The letter that infected Brokaw's assistant with the skin form of anthrax was addressed by hand and the envelope had unspecified "distinguishing characteristics," a state source familiar with the FBI investigation said on condition of anonymity.

The letter was postmarked from Trenton on Sept. 18, the same day another anthrax-contaminated letter from Trenton was sent to the Washington office of Senate Majority Leader Tom Daschle.

The Daschle letter bore the return address of a nonexistent New Jersey elementary school. The Justice Department released copies of the envelope with a handwritten return address for the fourth-grade class at the "Greendale School" in Franklin Park, N.J.

The street address appeared to be fictional and is outside the region covered by the Trenton Post Office. The contaminated letter to Brokaw had similar block printing but no return address.

The second Brokaw letter, postmarked Sept. 20 from St. Petersburg, Fla., contained a powdery substance but tested negative for anthrax.

The third letter was mailed Sept. 18 by a Statehouse secretary who found it inside a Federal Express package sent to the governor's office.

The envelope she mailed had a typewritten address and did not look like the contaminated letter, two state government sources said. They said the secretary threw out the original Federal Express envelope.

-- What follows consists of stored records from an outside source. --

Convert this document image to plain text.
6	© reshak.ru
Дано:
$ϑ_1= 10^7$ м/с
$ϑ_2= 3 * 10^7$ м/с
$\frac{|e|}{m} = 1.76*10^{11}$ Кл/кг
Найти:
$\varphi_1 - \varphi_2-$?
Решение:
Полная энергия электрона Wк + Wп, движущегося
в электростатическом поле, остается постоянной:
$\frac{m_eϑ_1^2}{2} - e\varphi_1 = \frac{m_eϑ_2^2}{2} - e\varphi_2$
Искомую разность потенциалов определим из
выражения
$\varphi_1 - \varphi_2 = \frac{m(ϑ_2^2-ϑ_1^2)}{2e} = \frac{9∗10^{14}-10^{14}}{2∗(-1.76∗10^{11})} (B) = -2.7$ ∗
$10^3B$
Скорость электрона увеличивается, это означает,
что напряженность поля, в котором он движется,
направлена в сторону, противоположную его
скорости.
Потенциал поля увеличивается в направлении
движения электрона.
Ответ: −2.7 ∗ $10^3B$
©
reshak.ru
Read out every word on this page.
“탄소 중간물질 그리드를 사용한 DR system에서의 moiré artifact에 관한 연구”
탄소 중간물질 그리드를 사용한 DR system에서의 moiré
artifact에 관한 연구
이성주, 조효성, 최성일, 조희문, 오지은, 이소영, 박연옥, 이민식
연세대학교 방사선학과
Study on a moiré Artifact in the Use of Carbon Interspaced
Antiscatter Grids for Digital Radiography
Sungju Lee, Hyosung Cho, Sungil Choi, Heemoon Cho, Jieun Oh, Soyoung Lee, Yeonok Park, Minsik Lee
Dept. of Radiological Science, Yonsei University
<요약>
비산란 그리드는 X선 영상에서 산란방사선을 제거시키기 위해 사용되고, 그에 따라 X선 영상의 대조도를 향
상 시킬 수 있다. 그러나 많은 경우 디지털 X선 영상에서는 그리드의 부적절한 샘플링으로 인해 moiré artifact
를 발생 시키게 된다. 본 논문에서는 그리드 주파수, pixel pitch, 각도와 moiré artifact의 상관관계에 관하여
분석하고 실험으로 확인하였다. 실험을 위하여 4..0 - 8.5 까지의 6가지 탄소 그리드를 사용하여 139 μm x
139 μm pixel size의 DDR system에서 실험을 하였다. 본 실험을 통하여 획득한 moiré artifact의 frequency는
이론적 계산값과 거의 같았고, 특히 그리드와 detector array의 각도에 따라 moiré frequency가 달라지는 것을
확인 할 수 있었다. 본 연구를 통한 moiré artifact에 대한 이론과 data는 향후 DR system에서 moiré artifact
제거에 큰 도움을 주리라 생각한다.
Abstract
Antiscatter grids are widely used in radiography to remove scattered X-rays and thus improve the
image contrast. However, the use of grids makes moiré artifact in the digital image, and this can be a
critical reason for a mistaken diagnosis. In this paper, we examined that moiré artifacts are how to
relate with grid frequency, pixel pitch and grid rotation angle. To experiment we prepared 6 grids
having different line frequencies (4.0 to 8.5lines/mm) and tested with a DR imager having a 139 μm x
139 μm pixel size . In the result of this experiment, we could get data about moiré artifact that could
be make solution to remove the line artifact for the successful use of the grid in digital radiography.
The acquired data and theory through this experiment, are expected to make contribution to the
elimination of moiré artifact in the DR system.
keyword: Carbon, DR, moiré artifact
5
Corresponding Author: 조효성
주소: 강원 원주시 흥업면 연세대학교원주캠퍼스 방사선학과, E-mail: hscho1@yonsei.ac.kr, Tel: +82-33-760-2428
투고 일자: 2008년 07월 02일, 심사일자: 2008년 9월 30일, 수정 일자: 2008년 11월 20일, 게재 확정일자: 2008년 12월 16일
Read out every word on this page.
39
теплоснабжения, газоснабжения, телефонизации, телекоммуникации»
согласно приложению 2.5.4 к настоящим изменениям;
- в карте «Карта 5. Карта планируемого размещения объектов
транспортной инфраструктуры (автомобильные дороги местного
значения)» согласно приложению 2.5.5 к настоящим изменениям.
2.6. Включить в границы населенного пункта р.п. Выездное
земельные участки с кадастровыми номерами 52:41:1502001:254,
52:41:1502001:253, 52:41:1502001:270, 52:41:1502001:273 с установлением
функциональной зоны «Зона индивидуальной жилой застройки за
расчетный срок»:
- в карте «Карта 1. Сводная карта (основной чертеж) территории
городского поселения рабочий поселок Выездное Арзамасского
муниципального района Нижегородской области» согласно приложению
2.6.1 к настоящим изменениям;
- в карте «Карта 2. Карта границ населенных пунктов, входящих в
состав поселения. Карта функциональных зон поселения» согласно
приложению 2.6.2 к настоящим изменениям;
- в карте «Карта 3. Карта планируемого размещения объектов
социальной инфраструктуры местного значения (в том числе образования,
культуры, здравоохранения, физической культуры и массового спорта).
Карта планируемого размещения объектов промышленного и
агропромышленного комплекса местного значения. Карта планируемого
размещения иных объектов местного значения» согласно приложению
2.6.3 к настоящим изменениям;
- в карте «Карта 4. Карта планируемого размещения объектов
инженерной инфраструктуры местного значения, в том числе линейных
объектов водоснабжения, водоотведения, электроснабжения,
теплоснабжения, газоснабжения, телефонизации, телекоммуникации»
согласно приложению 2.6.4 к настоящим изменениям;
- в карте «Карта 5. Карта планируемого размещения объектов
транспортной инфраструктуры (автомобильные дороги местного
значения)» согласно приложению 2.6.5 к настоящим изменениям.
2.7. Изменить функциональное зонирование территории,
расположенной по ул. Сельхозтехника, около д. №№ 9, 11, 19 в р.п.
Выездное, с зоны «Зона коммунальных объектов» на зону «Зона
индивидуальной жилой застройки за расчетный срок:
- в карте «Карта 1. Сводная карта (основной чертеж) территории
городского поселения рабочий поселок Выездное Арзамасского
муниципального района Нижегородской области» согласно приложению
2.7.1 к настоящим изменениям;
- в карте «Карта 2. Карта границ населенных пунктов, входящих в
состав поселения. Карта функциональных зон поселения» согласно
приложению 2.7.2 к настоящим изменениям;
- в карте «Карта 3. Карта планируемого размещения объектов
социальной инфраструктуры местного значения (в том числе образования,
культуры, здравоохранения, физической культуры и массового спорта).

State police are trying to determine through Federal Express records where the package came from. It was unclear what happened to the letter.

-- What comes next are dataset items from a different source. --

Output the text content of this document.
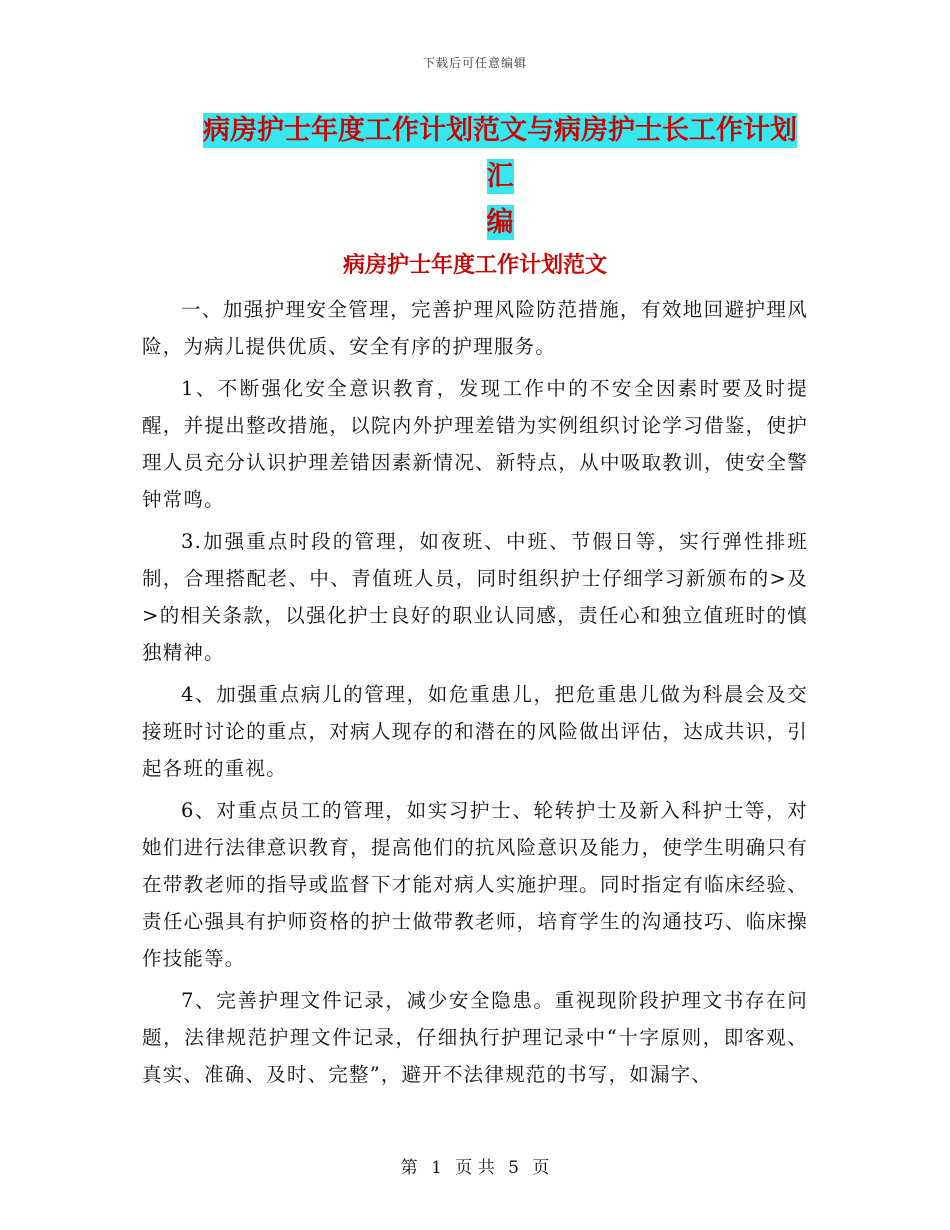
下载后可任意编辑
病房护士年度工作计划范文与病房护士长工作计划汇
编
病房护士年度工作计划范文

一、加强护理安全管理，完善护理风险防范措施，有效地回避护理风险，为病儿提供优质、安全有序的护理服务。

1、不断强化安全意识教育，发现工作中的不安全因素时要及时提醒，并提出整改措施，以院内外护理差错为实例组织讨论学习借鉴，使护理人员充分认识护理差错因素新情况、新特点，从中吸取教训，使安全警钟常鸣。

3.加强重点时段的管理，如夜班、中班、节假日等，实行弹性排班制，合理搭配老、中、青值班人员，同时组织护士仔细学习新颁布的>及>的相关条款，以强化护士良好的职业认同感，责任心和独立值班时的慎独精神。

4、加强重点病儿的管理，如危重患儿，把危重患儿做为科晨会及交接班时讨论的重点，对病人现存的和潜在的风险做出评估，达成共识，引起各班的重视。

6、对重点员工的管理，如实习护士、轮转护士及新入科护士等，对她们进行法律意识教育，提高他们的抗风险意识及能力，使学生明确只有在带教老师的指导或监督下才能对病人实施护理。同时指定有临床经验、责任心强具有护师资格的护士做带教老师，培育学生的沟通技巧、临床操作技能等。

7、完善护理文件记录，减少安全隐患。重视现阶段护理文书存在问题，法律规范护理文件记录，仔细执行护理记录中“十字原则，即客观、真实、准确、及时、完整”，避开不法律规范的书写，如漏字、

第 1 页 共 5 页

Meanwhile, state health spokeswoman Marilyn Riley said two Trenton postal employees who may have handled tainted letters are not infected with anthrax.

Across the state this week, there have been more than 350 reports of suspicious packages, powdery substances and other items feared to be biological terror weapons.

Four state office buildings were evacuated Tuesday morning, straining police resources and angering acting Gov. Donald T. DiFrancesco. He warned that hoaxes would not be tolerated.

"It's nothing short of treason at a time of war," DiFrancesco said.

Between Sept. 11 and Saturday, state emergency management officials logged 68 reports of suspicious materials, State Police spokesman John Hagerty said. By Tuesday, that number had grown to 425.